Package version is 2.2.0. Checked with R version 4.2.2.
Install Package
Run the following command.
#Install Package
install.packages("missRanger")
Example
See the command and package help for details.
#Loading the library
library("missRanger")
###Create Data#####
set.seed(1234)
n <- 10
TestData <- data.frame(Group = sample(paste0("Group ", 1:2), n, replace = TRUE),
Time_1 = round(rnorm(n) - 1.5, 2),
Time_2 = round(rnorm(n), 2),
Time_3 = round(rnorm(n) - 1.5, 2))
TestData[1:4, 2:4] <- sample(1:2, 12, replace = TRUE)
########
#Assign missing values to data: generateNA command
#Specify data: x option; vector, matrix, data.frame can be specified
#Probability to assign missing values per column: p option; range 0.1-1.0
#Set seed: seed option
ResultData <- generateNA(x = TestData, p = 0.3, seed = 1234)
#Result
ResultData
# Group Time_1 Time_2 Time_3
#1 Group 2 2.00 2.00 2.00
#2 Group 2 1.00 NA 1.00
#3 Group 2 1.00 2.00 1.00
#4 Group 2 1.00 NA 2.00
#5 <NA> NA 2.42 -2.44
#6 <NA> NA 0.13 NA
#7 Group 1 -2.50 NA NA
#8 Group 1 -2.28 -0.44 -2.21
#9 Group 1 NA 0.46 -2.00
#10 <NA> -0.54 -0.69 NA
#Missing value assignment by chained random forest method: missRanger command
#Open access:https://doi.org/10.1093/bioinformatics/btr597
#Open access:http://www.jstatsoft.org/v45/i03/
#Specify data:data option
#Specify by assignment variable (left)~assigned data variable (right): formula option
#For example, to use ResultData without Group, use . ~ group
#Assign missing values using predictive mean matching: pmm.k option; not used with 0
#Display the process: verbose option;0:hide,1:show progress bar,.

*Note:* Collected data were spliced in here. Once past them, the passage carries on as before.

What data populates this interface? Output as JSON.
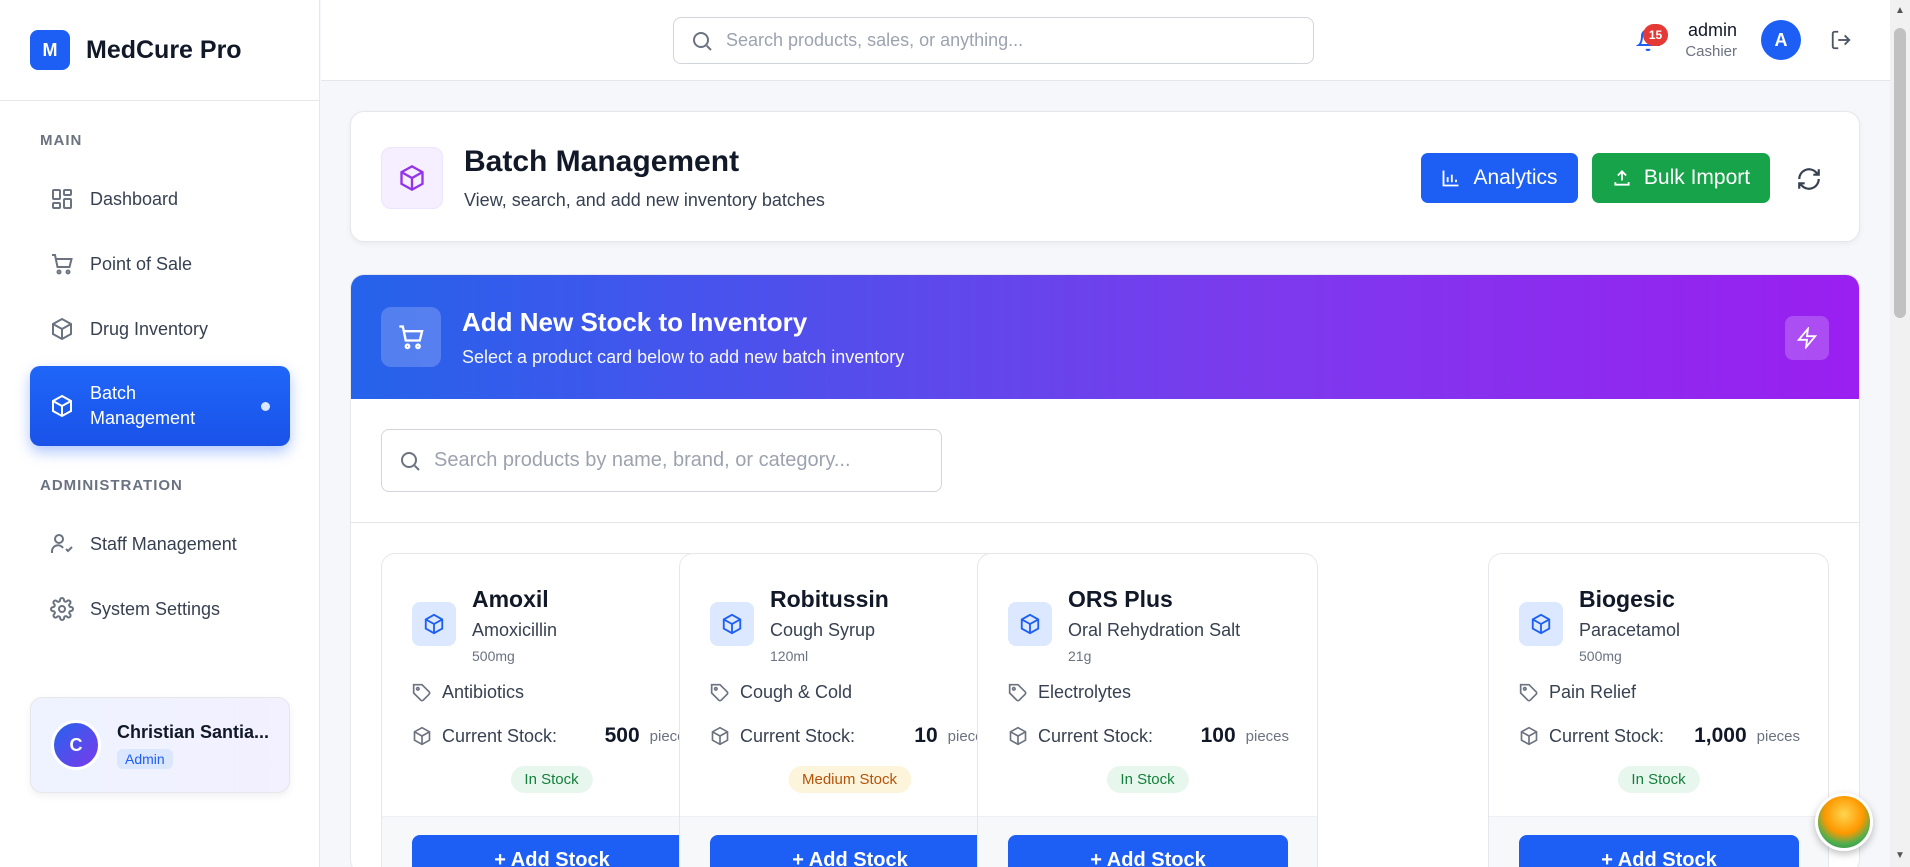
{
  "brand": {
    "logo_letter": "M",
    "name": "MedCure Pro"
  },
  "sidebar": {
    "sections": {
      "main": "MAIN",
      "admin": "ADMINISTRATION"
    },
    "items": [
      {
        "label": "Dashboard",
        "icon": "dashboard-icon"
      },
      {
        "label": "Point of Sale",
        "icon": "cart-icon"
      },
      {
        "label": "Drug Inventory",
        "icon": "box-icon"
      },
      {
        "label": "Batch Management",
        "icon": "box-icon",
        "active": true
      },
      {
        "label": "Staff Management",
        "icon": "user-check-icon"
      },
      {
        "label": "System Settings",
        "icon": "gear-icon"
      }
    ],
    "user": {
      "initial": "C",
      "name": "Christian Santia...",
      "role": "Admin"
    }
  },
  "topbar": {
    "search_placeholder": "Search products, sales, or anything...",
    "notification_count": "15",
    "user_name": "admin",
    "user_role": "Cashier",
    "avatar_initial": "A"
  },
  "header": {
    "title": "Batch Management",
    "subtitle": "View, search, and add new inventory batches",
    "analytics_label": "Analytics",
    "import_label": "Bulk Import"
  },
  "add_stock": {
    "title": "Add New Stock to Inventory",
    "subtitle": "Select a product card below to add new batch inventory",
    "search_placeholder": "Search products by name, brand, or category...",
    "current_stock_label": "Current Stock:",
    "unit": "pieces",
    "add_button": "+ Add Stock"
  },
  "products": [
    {
      "name": "Amoxil",
      "generic": "Amoxicillin",
      "strength": "500mg",
      "category": "Antibiotics",
      "stock": "500",
      "status": "In Stock",
      "status_type": "in"
    },
    {
      "name": "Robitussin",
      "generic": "Cough Syrup",
      "strength": "120ml",
      "category": "Cough & Cold",
      "stock": "10",
      "status": "Medium Stock",
      "status_type": "med"
    },
    {
      "name": "ORS Plus",
      "generic": "Oral Rehydration Salt",
      "strength": "21g",
      "category": "Electrolytes",
      "stock": "100",
      "status": "In Stock",
      "status_type": "in"
    },
    {
      "name": "Biogesic",
      "generic": "Paracetamol",
      "strength": "500mg",
      "category": "Pain Relief",
      "stock": "1,000",
      "status": "In Stock",
      "status_type": "in"
    }
  ],
  "colors": {
    "primary": "#1d5ef5",
    "success": "#16a34a",
    "accent_purple": "#9333ea"
  }
}
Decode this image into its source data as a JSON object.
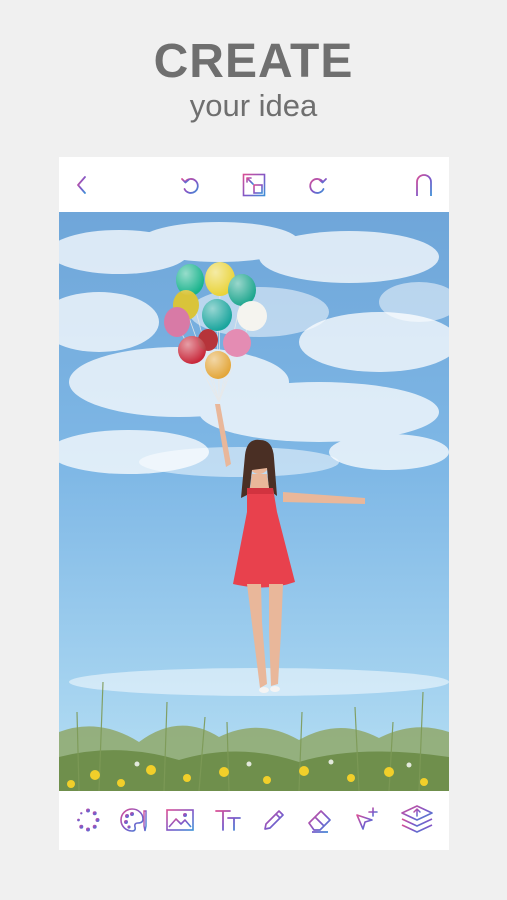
{
  "headline": {
    "title": "CREATE",
    "subtitle": "your idea"
  },
  "topbar": {
    "icons": [
      "back-chevron-icon",
      "undo-icon",
      "crop-resize-icon",
      "redo-icon",
      "magnet-icon"
    ]
  },
  "toolbar": {
    "icons": [
      "effects-dots-icon",
      "palette-brush-icon",
      "image-icon",
      "text-icon",
      "pencil-icon",
      "eraser-icon",
      "move-select-icon",
      "layers-icon"
    ]
  },
  "colors": {
    "background": "#f0f0f0",
    "title_text": "#6f6f6f",
    "icon_pink": "#d94f95",
    "icon_purple": "#7d58c9",
    "icon_blue": "#3d8fd6",
    "sky_top": "#6fa6d9",
    "sky_bottom": "#b6dff4",
    "dress": "#e8414d"
  }
}
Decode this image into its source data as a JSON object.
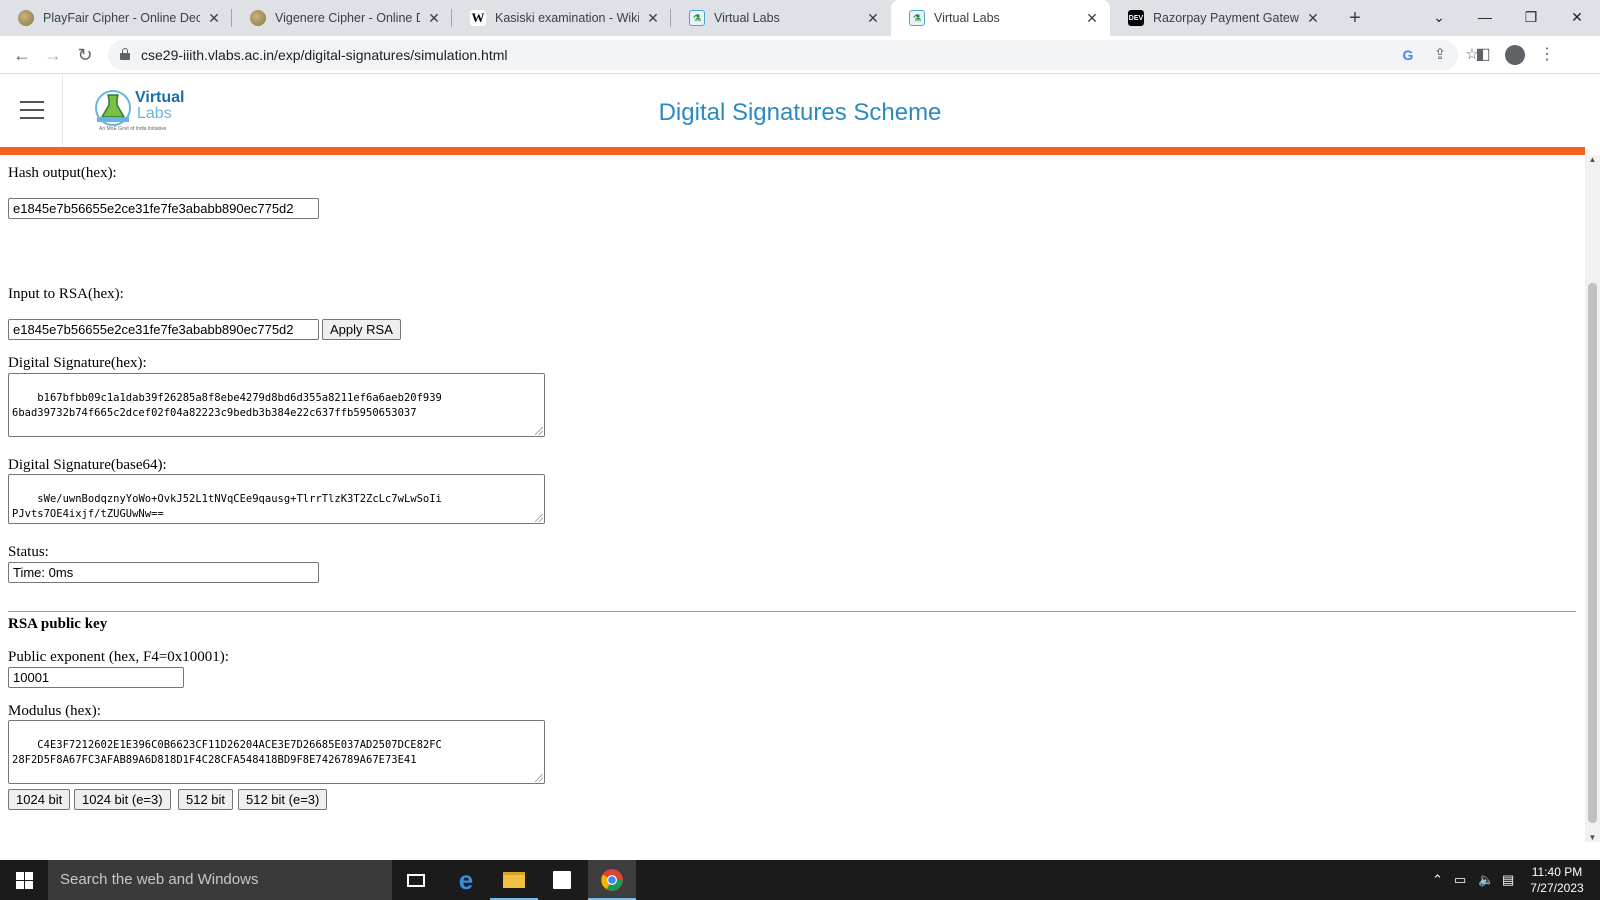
{
  "browser": {
    "tabs": [
      {
        "title": "PlayFair Cipher - Online Deco",
        "favicon": "cookie-icon"
      },
      {
        "title": "Vigenere Cipher - Online Dec",
        "favicon": "cookie-icon"
      },
      {
        "title": "Kasiski examination - Wikipe",
        "favicon": "wikipedia-icon",
        "favicon_text": "W"
      },
      {
        "title": "Virtual Labs",
        "favicon": "virtual-labs-icon"
      },
      {
        "title": "Virtual Labs",
        "favicon": "virtual-labs-icon",
        "active": true
      },
      {
        "title": "Razorpay Payment Gateway I",
        "favicon": "dev-icon",
        "favicon_text": "DEV"
      }
    ],
    "url": "cse29-iiith.vlabs.ac.in/exp/digital-signatures/simulation.html"
  },
  "site": {
    "logo_line1": "Virtual",
    "logo_line2": "Labs",
    "logo_tagline": "An MoE Govt of India Initiative",
    "title": "Digital Signatures Scheme",
    "accent_color": "#f26322",
    "title_color": "#2c8ac2"
  },
  "form": {
    "hash_label": "Hash output(hex):",
    "hash_value": "e1845e7b56655e2ce31fe7fe3ababb890ec775d2",
    "rsa_input_label": "Input to RSA(hex):",
    "rsa_input_value": "e1845e7b56655e2ce31fe7fe3ababb890ec775d2",
    "apply_rsa_label": "Apply RSA",
    "sig_hex_label": "Digital Signature(hex):",
    "sig_hex_value": "b167bfbb09c1a1dab39f26285a8f8ebe4279d8bd6d355a8211ef6a6aeb20f939\n6bad39732b74f665c2dcef02f04a82223c9bedb3b384e22c637ffb5950653037",
    "sig_b64_label": "Digital Signature(base64):",
    "sig_b64_value": "sWe/uwnBodqznyYoWo+OvkJ52L1tNVqCEe9qausg+TlrrTlzK3T2ZcLc7wLwSoIi\nPJvts7OE4ixjf/tZUGUwNw==",
    "status_label": "Status:",
    "status_value": "Time: 0ms",
    "public_key_heading": "RSA public key",
    "exponent_label": "Public exponent (hex, F4=0x10001):",
    "exponent_value": "10001",
    "modulus_label": "Modulus (hex):",
    "modulus_value": "C4E3F7212602E1E396C0B6623CF11D26204ACE3E7D26685E037AD2507DCE82FC\n28F2D5F8A67FC3AFAB89A6D818D1F4C28CFA548418BD9F8E7426789A67E73E41",
    "key_buttons": [
      "1024 bit",
      "1024 bit (e=3)",
      "512 bit",
      "512 bit (e=3)"
    ]
  },
  "taskbar": {
    "search_placeholder": "Search the web and Windows",
    "time": "11:40 PM",
    "date": "7/27/2023"
  }
}
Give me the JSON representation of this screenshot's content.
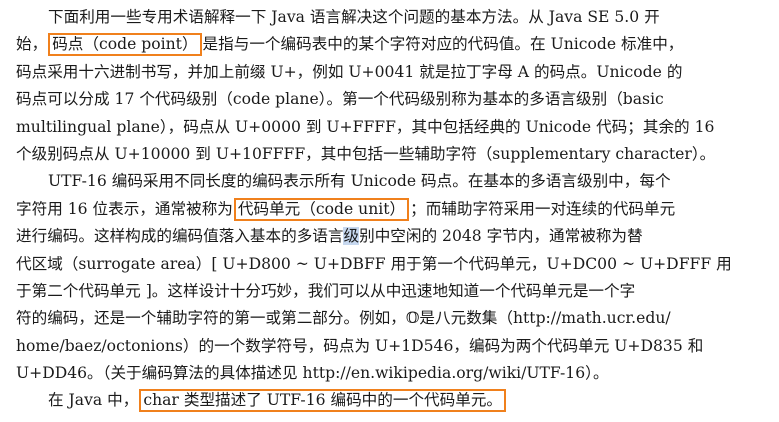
{
  "lines": [
    {
      "parts": [
        "下面利用一些专用术语解释一下 Java 语言解决这个问题的基本方法。从 Java SE 5.0 开"
      ]
    },
    {
      "parts": [
        "始，",
        "码点（code point）",
        "是指与一个编码表中的某个字符对应的代码值。在 Unicode 标准中，"
      ]
    },
    {
      "parts": [
        "码点采用十六进制书写，并加上前缀 U+，例如 U+0041 就是拉丁字母 A 的码点。Unicode 的"
      ]
    },
    {
      "parts": [
        "码点可以分成 17 个代码级别（code plane）。第一个代码级别称为基本的多语言级别（basic"
      ]
    },
    {
      "parts": [
        "multilingual plane），码点从 U+0000 到 U+FFFF，其中包括经典的 Unicode 代码；其余的 16"
      ]
    },
    {
      "parts": [
        "个级别码点从 U+10000 到 U+10FFFF，其中包括一些辅助字符（supplementary character）。"
      ]
    },
    {
      "parts": [
        "UTF-16 编码采用不同长度的编码表示所有 Unicode 码点。在基本的多语言级别中，每个"
      ]
    },
    {
      "parts": [
        "字符用 16 位表示，通常被称为",
        "代码单元（code unit）",
        "；而辅助字符采用一对连续的代码单元"
      ]
    },
    {
      "parts": [
        "进行编码。这样构成的编码值落入基本的多语言",
        "级",
        "别中空闲的 2048 字节内，通常被称为替"
      ]
    },
    {
      "parts": [
        "代区域（surrogate area）[ U+D800 ~ U+DBFF 用于第一个代码单元，U+DC00 ~ U+DFFF 用"
      ]
    },
    {
      "parts": [
        "于第二个代码单元 ]。这样设计十分巧妙，我们可以从中迅速地知道一个代码单元是一个字"
      ]
    },
    {
      "parts": [
        "符的编码，还是一个辅助字符的第一或第二部分。例如，𝕆是八元数集（http://math.ucr.edu/"
      ]
    },
    {
      "parts": [
        "home/baez/octonions）的一个数学符号，码点为 U+1D546，编码为两个代码单元 U+D835 和"
      ]
    },
    {
      "parts": [
        "U+DD46。（关于编码算法的具体描述见 http://en.wikipedia.org/wiki/UTF-16）。"
      ]
    },
    {
      "parts": [
        "在 Java 中，",
        "char 类型描述了 UTF-16 编码中的一个代码单元。"
      ]
    }
  ]
}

#2:show OOB prediction error per iteration and variable
missRanger(data = ResultData,
formula = .~. -Group, pmm.k = 3,
num.trees = 100, verbose = 2)
#Missing value imputation by random forests
#Variables to impute: Group, Time_1, Time_2, Time_3
#Variables used to impute: Time_1, Time_2, Time_3
#Group Time_1 Time_2 Time_3
#iter 1: 1.0000 1.0000 0.9862 1.6359
#
# Group Time_1 Time_2 Time_3
#1 Group 2 2.00 2.00 2.00
#2 Group 2 1.00 2.42 1.00
#3 Group 2 1.00 2.00 1.00
#4 Group 2 1.00 -0.69 2.00
#5 Group 2 2.00 2.42 -2.44
#6 Group 2 2.00 0.13 1.00
#7 Group 1 -2.50 -0.44 2.00
#8 Group 1 -2.28 -0.44 -2.21
#9 Group 1 1.00 0.46 -2.00
#10 Group 2 -0.54 -0.69 -2.21
I hope this makes your analysis a little easier !!